Subex SIP Security solution protects the network from outside attacks and abuse. Our solution will protect you from these threats and attacks before they cause any damage to the network or the user with our multi-layered security mechanism.
SIP Stateful Systems
Apart from analyzing the event as the call initiation happens, our solution is also stateful in nature, keeping track of every request and the response received. This enables tearing down the call as it is happening (in near-real time) based on any abnormality in the state of the call.
58,400 unique threat intelligence signatures are gathered from our global honey pot infrastructure deployed in 66 different locations worldwide. We collect information based on geolocations, IP addresses, high-risk destinations, agents used in the attacks, and various other attack vectors. We make use of deep packet inspection to generate the signatures.
Over 3000 pre-configured rules and the threat intelligence from the global honey pot infrastructure is fed into our system to detect known attacks and reduce fraud run-time significantly.
ML-Based Anomaly detection
SIP attacks are constantly evolving. Machine learning provides a number of possibilities for the detection of new SIP attacks and threats. It can help detect new malformed SIP messages, the correlation between different attack types, and abnormal behavior with respect to origination & termination calls.

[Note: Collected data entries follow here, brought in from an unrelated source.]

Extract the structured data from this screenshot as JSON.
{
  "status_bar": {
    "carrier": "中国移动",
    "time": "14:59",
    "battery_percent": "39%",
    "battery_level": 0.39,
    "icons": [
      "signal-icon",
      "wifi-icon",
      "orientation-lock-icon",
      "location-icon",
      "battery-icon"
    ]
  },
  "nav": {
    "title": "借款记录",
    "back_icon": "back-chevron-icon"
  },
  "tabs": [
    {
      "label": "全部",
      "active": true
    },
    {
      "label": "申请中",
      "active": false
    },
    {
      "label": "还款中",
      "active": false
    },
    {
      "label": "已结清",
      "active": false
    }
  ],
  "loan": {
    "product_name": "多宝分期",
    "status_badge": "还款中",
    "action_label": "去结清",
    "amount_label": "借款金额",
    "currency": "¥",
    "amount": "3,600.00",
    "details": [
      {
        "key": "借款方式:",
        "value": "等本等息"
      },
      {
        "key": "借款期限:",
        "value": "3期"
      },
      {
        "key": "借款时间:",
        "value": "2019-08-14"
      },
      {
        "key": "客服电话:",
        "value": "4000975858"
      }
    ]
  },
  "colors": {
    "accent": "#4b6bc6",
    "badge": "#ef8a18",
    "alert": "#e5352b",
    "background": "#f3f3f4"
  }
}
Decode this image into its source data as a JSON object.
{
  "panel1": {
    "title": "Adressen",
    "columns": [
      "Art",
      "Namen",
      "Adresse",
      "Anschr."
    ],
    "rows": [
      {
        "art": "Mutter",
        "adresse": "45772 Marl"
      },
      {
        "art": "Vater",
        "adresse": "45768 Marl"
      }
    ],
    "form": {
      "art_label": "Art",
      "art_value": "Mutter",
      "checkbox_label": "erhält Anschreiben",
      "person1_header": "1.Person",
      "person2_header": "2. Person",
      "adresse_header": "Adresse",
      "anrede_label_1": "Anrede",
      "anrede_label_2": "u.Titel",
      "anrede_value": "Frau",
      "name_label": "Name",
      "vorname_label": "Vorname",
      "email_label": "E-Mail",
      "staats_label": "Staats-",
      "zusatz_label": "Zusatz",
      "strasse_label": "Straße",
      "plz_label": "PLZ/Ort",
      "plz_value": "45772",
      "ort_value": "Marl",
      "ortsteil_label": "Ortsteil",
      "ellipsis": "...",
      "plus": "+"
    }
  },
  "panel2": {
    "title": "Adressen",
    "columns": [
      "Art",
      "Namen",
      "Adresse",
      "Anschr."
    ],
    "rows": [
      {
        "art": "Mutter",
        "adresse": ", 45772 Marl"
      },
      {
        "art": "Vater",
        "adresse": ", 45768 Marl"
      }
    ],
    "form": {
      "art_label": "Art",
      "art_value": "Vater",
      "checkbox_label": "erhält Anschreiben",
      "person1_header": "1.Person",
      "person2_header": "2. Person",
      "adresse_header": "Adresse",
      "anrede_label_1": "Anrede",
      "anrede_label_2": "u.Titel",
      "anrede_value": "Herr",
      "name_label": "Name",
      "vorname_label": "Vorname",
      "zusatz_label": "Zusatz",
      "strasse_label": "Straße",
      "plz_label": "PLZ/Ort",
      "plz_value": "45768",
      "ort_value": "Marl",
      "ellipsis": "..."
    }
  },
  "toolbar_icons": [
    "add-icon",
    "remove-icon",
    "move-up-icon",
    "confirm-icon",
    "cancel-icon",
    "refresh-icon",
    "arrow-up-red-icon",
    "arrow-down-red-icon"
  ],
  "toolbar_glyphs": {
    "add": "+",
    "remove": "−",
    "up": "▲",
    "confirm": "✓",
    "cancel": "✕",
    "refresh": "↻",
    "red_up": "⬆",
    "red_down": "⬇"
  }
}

Main fraud and security attacks addressed by our solution
SBCs are network elements that exert influence over the data flows of sessions. They provide valuable security and often other key functionality such as session management. However, a more sophisticated approach to SIP security is needed. We need to adopt a comprehensive approach in which the SBC while playing an important part, is one of several defenses. A comprehensive approach to SIP security is required and goes beyond reliance on SBCs.
On the other hand, firewalls monitor and control incoming and outgoing network traffic based on predetermined security rules. However, it is static in nature, identifying known attacks based on IP addresses and other static parameters. Also, it lacks contextual information regarding the SIP traffic. The need of the hour is to have a more dynamic fraud detecting and preventing mechanism.